Rancho à Moda de Viseu: Ein reichhaltiger, wärmender Eintopf mit Kichererbsen, Nudeln, Kartoffeln, Kohl und verschiedenen Fleischsorten.

Arroz de Carqueja: Reis, gekocht mit einem Heilkraut aus den Bergen (Stechginster), was ihm einen einzigartigen, erdigen Geschmack verleiht.

Viriato: Das typische Gebäck der Stadt – ein V-förmiger Kuchen aus leichtem Teig, bestreut mit Eierkonfitüre und Kokosraspeln.

Dão-Wein: Viseu ist die Hauptstadt der Weinregion Dão, berühmt für ihre eleganten, strukturierten Rotweine und aromatischen Weißweine.

Aktivitäten und Feste
Feira de São Mateus: Einer der ältesten Jahrmärkte der Iberischen Halbinsel (seit 1392). Er findet von August bis September statt und bietet Konzerte, Essensstände und traditionelles Kunsthandwerk.

Nationalmuseum Grão Vasco: Im ehemaligen Bischofspalast gelegen, beherbergt es einige der bedeutendsten Renaissance-Gemälde Portugals.

Ecopista do Dão: Ein atemberaubender, 49 km langer Rad- und Wanderweg, der auf einer stillgelegten Eisenbahnlinie verläuft und sich durch die Landschaft schlängelt.

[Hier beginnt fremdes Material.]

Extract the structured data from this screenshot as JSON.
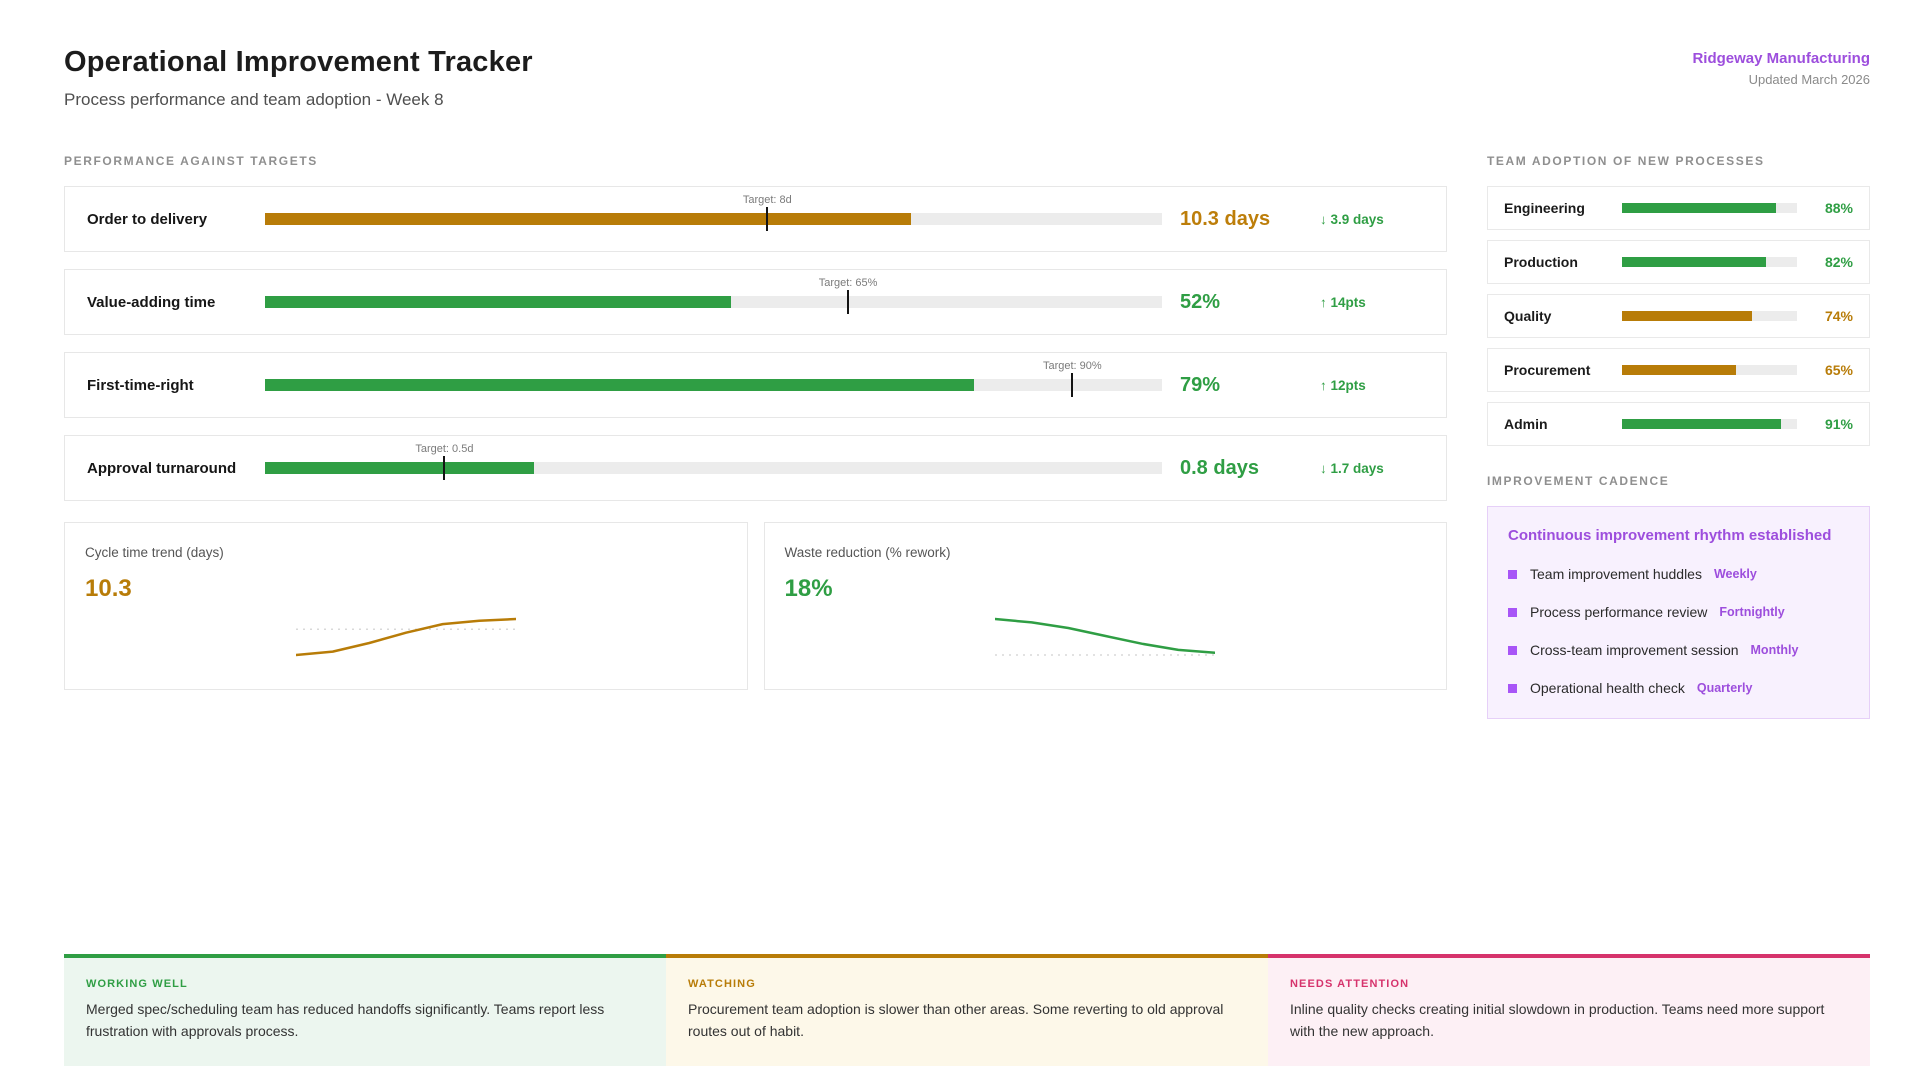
{
  "header": {
    "title": "Operational Improvement Tracker",
    "subtitle": "Process performance and team adoption - Week 8",
    "org": "Ridgeway Manufacturing",
    "updated": "Updated March 2026"
  },
  "colors": {
    "green": "#2f9e44",
    "orange": "#b87c08",
    "purple": "#9d4edd",
    "pink": "#d6336c",
    "track_gray": "#ececec",
    "marker_black": "#141414"
  },
  "performance": {
    "section_title": "PERFORMANCE AGAINST TARGETS",
    "metrics": [
      {
        "label": "Order to delivery",
        "target_label": "Target: 8d",
        "target_pct": 56,
        "fill_pct": 72,
        "bar_color": "#b87c08",
        "value": "10.3 days",
        "value_color": "#bd7e0a",
        "delta": "↓ 3.9 days"
      },
      {
        "label": "Value-adding time",
        "target_label": "Target: 65%",
        "target_pct": 65,
        "fill_pct": 52,
        "bar_color": "#2f9e44",
        "value": "52%",
        "value_color": "#2f9e44",
        "delta": "↑ 14pts"
      },
      {
        "label": "First-time-right",
        "target_label": "Target: 90%",
        "target_pct": 90,
        "fill_pct": 79,
        "bar_color": "#2f9e44",
        "value": "79%",
        "value_color": "#2f9e44",
        "delta": "↑ 12pts"
      },
      {
        "label": "Approval turnaround",
        "target_label": "Target: 0.5d",
        "target_pct": 20,
        "fill_pct": 30,
        "bar_color": "#2f9e44",
        "value": "0.8 days",
        "value_color": "#2f9e44",
        "delta": "↓ 1.7 days"
      }
    ]
  },
  "chart_data": [
    {
      "type": "line",
      "title": "Cycle time trend (days)",
      "current_value": "10.3",
      "values": [
        8.2,
        8.4,
        8.9,
        9.5,
        10.0,
        10.2,
        10.3
      ],
      "reference": 9.7,
      "color": "#b87c08",
      "legend": "dotted gray reference line, solid rising orange trend",
      "grid": "off"
    },
    {
      "type": "line",
      "title": "Waste reduction (% rework)",
      "current_value": "18%",
      "values": [
        24,
        23.4,
        22.4,
        21,
        19.6,
        18.5,
        18
      ],
      "reference": 17.6,
      "color": "#2f9e44",
      "legend": "dotted gray reference line, solid falling green trend",
      "grid": "off"
    }
  ],
  "adoption": {
    "section_title": "TEAM ADOPTION OF NEW PROCESSES",
    "teams": [
      {
        "label": "Engineering",
        "pct": 88,
        "pct_label": "88%",
        "color": "#2f9e44"
      },
      {
        "label": "Production",
        "pct": 82,
        "pct_label": "82%",
        "color": "#2f9e44"
      },
      {
        "label": "Quality",
        "pct": 74,
        "pct_label": "74%",
        "color": "#b87c08"
      },
      {
        "label": "Procurement",
        "pct": 65,
        "pct_label": "65%",
        "color": "#b87c08"
      },
      {
        "label": "Admin",
        "pct": 91,
        "pct_label": "91%",
        "color": "#2f9e44"
      }
    ]
  },
  "cadence": {
    "section_title": "IMPROVEMENT CADENCE",
    "card_title": "Continuous improvement rhythm established",
    "items": [
      {
        "name": "Team improvement huddles",
        "frequency": "Weekly"
      },
      {
        "name": "Process performance review",
        "frequency": "Fortnightly"
      },
      {
        "name": "Cross-team improvement session",
        "frequency": "Monthly"
      },
      {
        "name": "Operational health check",
        "frequency": "Quarterly"
      }
    ]
  },
  "callouts": [
    {
      "label": "WORKING WELL",
      "accent": "#2f9e44",
      "bg": "#ecf6ef",
      "text": "Merged spec/scheduling team has reduced handoffs significantly. Teams report less frustration with approvals process."
    },
    {
      "label": "WATCHING",
      "accent": "#b87c08",
      "bg": "#fdf8e9",
      "text": "Procurement team adoption is slower than other areas. Some reverting to old approval routes out of habit."
    },
    {
      "label": "NEEDS ATTENTION",
      "accent": "#d6336c",
      "bg": "#fdf0f5",
      "text": "Inline quality checks creating initial slowdown in production. Teams need more support with the new approach."
    }
  ]
}
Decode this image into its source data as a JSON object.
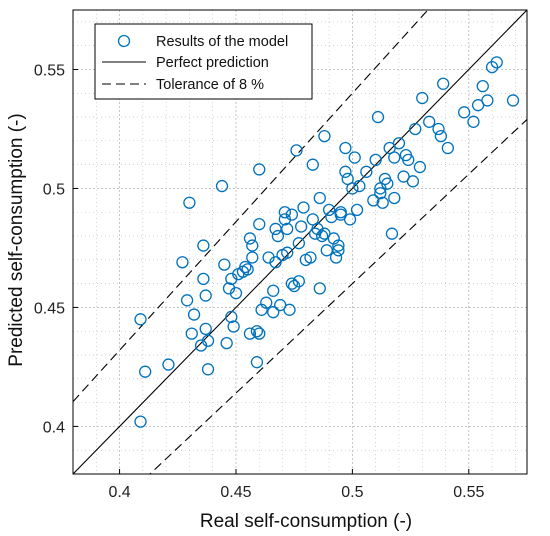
{
  "chart_data": {
    "type": "scatter",
    "xlabel": "Real self-consumption (-)",
    "ylabel": "Predicted self-consumption (-)",
    "xlim": [
      0.38,
      0.575
    ],
    "ylim": [
      0.38,
      0.575
    ],
    "xticks": [
      0.4,
      0.45,
      0.5,
      0.55
    ],
    "yticks": [
      0.4,
      0.45,
      0.5,
      0.55
    ],
    "xtick_labels": [
      "0.4",
      "0.45",
      "0.5",
      "0.55"
    ],
    "ytick_labels": [
      "0.4",
      "0.45",
      "0.5",
      "0.55"
    ],
    "grid": true,
    "minor_grid": true,
    "legend_position": "top-left",
    "tolerance": 0.08,
    "colors": {
      "points": "#0072BD",
      "lines": "#000000",
      "grid": "#b8b8b8"
    },
    "legend": [
      {
        "label": "Results of the model",
        "style": "marker"
      },
      {
        "label": "Perfect prediction",
        "style": "solid"
      },
      {
        "label": "Tolerance of 8 %",
        "style": "dashed"
      }
    ],
    "points": [
      [
        0.409,
        0.445
      ],
      [
        0.409,
        0.402
      ],
      [
        0.411,
        0.423
      ],
      [
        0.421,
        0.426
      ],
      [
        0.427,
        0.469
      ],
      [
        0.429,
        0.453
      ],
      [
        0.43,
        0.494
      ],
      [
        0.431,
        0.439
      ],
      [
        0.432,
        0.447
      ],
      [
        0.435,
        0.434
      ],
      [
        0.436,
        0.462
      ],
      [
        0.436,
        0.476
      ],
      [
        0.437,
        0.455
      ],
      [
        0.437,
        0.441
      ],
      [
        0.438,
        0.436
      ],
      [
        0.438,
        0.424
      ],
      [
        0.444,
        0.501
      ],
      [
        0.445,
        0.468
      ],
      [
        0.446,
        0.435
      ],
      [
        0.447,
        0.458
      ],
      [
        0.448,
        0.446
      ],
      [
        0.448,
        0.462
      ],
      [
        0.449,
        0.442
      ],
      [
        0.45,
        0.456
      ],
      [
        0.451,
        0.464
      ],
      [
        0.453,
        0.465
      ],
      [
        0.454,
        0.467
      ],
      [
        0.455,
        0.466
      ],
      [
        0.456,
        0.439
      ],
      [
        0.456,
        0.479
      ],
      [
        0.457,
        0.476
      ],
      [
        0.457,
        0.471
      ],
      [
        0.459,
        0.427
      ],
      [
        0.459,
        0.44
      ],
      [
        0.46,
        0.439
      ],
      [
        0.46,
        0.508
      ],
      [
        0.46,
        0.485
      ],
      [
        0.461,
        0.449
      ],
      [
        0.463,
        0.452
      ],
      [
        0.464,
        0.471
      ],
      [
        0.466,
        0.448
      ],
      [
        0.466,
        0.457
      ],
      [
        0.467,
        0.483
      ],
      [
        0.467,
        0.469
      ],
      [
        0.468,
        0.48
      ],
      [
        0.469,
        0.451
      ],
      [
        0.47,
        0.472
      ],
      [
        0.471,
        0.49
      ],
      [
        0.471,
        0.487
      ],
      [
        0.472,
        0.473
      ],
      [
        0.472,
        0.483
      ],
      [
        0.473,
        0.449
      ],
      [
        0.474,
        0.46
      ],
      [
        0.474,
        0.489
      ],
      [
        0.475,
        0.459
      ],
      [
        0.476,
        0.516
      ],
      [
        0.477,
        0.461
      ],
      [
        0.477,
        0.477
      ],
      [
        0.478,
        0.484
      ],
      [
        0.479,
        0.492
      ],
      [
        0.48,
        0.47
      ],
      [
        0.482,
        0.471
      ],
      [
        0.483,
        0.51
      ],
      [
        0.483,
        0.487
      ],
      [
        0.484,
        0.481
      ],
      [
        0.485,
        0.483
      ],
      [
        0.486,
        0.496
      ],
      [
        0.486,
        0.458
      ],
      [
        0.487,
        0.48
      ],
      [
        0.488,
        0.522
      ],
      [
        0.488,
        0.481
      ],
      [
        0.489,
        0.474
      ],
      [
        0.49,
        0.491
      ],
      [
        0.491,
        0.488
      ],
      [
        0.492,
        0.479
      ],
      [
        0.493,
        0.471
      ],
      [
        0.494,
        0.474
      ],
      [
        0.494,
        0.476
      ],
      [
        0.495,
        0.49
      ],
      [
        0.495,
        0.489
      ],
      [
        0.497,
        0.507
      ],
      [
        0.497,
        0.517
      ],
      [
        0.498,
        0.504
      ],
      [
        0.499,
        0.487
      ],
      [
        0.5,
        0.5
      ],
      [
        0.501,
        0.513
      ],
      [
        0.502,
        0.491
      ],
      [
        0.503,
        0.501
      ],
      [
        0.506,
        0.507
      ],
      [
        0.509,
        0.495
      ],
      [
        0.51,
        0.512
      ],
      [
        0.511,
        0.53
      ],
      [
        0.512,
        0.5
      ],
      [
        0.512,
        0.498
      ],
      [
        0.513,
        0.494
      ],
      [
        0.514,
        0.504
      ],
      [
        0.515,
        0.502
      ],
      [
        0.516,
        0.517
      ],
      [
        0.517,
        0.481
      ],
      [
        0.518,
        0.513
      ],
      [
        0.518,
        0.496
      ],
      [
        0.52,
        0.519
      ],
      [
        0.522,
        0.505
      ],
      [
        0.523,
        0.514
      ],
      [
        0.524,
        0.512
      ],
      [
        0.526,
        0.503
      ],
      [
        0.527,
        0.525
      ],
      [
        0.529,
        0.509
      ],
      [
        0.53,
        0.538
      ],
      [
        0.533,
        0.528
      ],
      [
        0.537,
        0.525
      ],
      [
        0.538,
        0.522
      ],
      [
        0.539,
        0.544
      ],
      [
        0.541,
        0.517
      ],
      [
        0.548,
        0.532
      ],
      [
        0.552,
        0.528
      ],
      [
        0.554,
        0.535
      ],
      [
        0.556,
        0.543
      ],
      [
        0.558,
        0.537
      ],
      [
        0.56,
        0.551
      ],
      [
        0.562,
        0.553
      ],
      [
        0.569,
        0.537
      ]
    ]
  }
}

Cava de Viriato: Eine geheimnisvolle, achteckige Erdwallanlage aus der Römerzeit, heute ein grüner Park, ideal für Spaziergänge.

Geschäfte und Shopping
Rua Direita: Trotz ihres Namens (was „Gerade Straße“ bedeutet) ist dies eine enge, verwinkelte mittelalterliche Gasse mit traditionellen Läden, Schneidereien und kleinen Boutiquen.

Palácio do Gelo: Eines der größten Einkaufszentren Portugals, bekannt für seine permanente Eisbahn und eine Bar, die komplett aus Eis besteht.

Mercado Municipal: Der ideale Ort für frische regionale Produkte, Honig und den berühmten Queijo da Serra (cremiger Schafskäse).

Natur: Viseu ist von Bergen umgeben – der Serra da Estrela, dem Caramulo und dem Montemuro.

Parque do Fontelo: Ein weitläufiger Waldpark mitten in der Stadt. Ursprünglich der private Wald der Bischöfe, bietet er heute Laufstrecken, Pfauen und üppige, uralte Bäume.

Parque Aquilino Ribeiro: Ein romantischer Stadtgarten mit Enten, Teichen und einer vielfältigen Pflanzenwelt.

Serra do Caramulo: Nur eine kurze Autofahrt entfernt, bietet sie beste Luftqualität, Oldtimermuseen und Panoramablicke über die Region.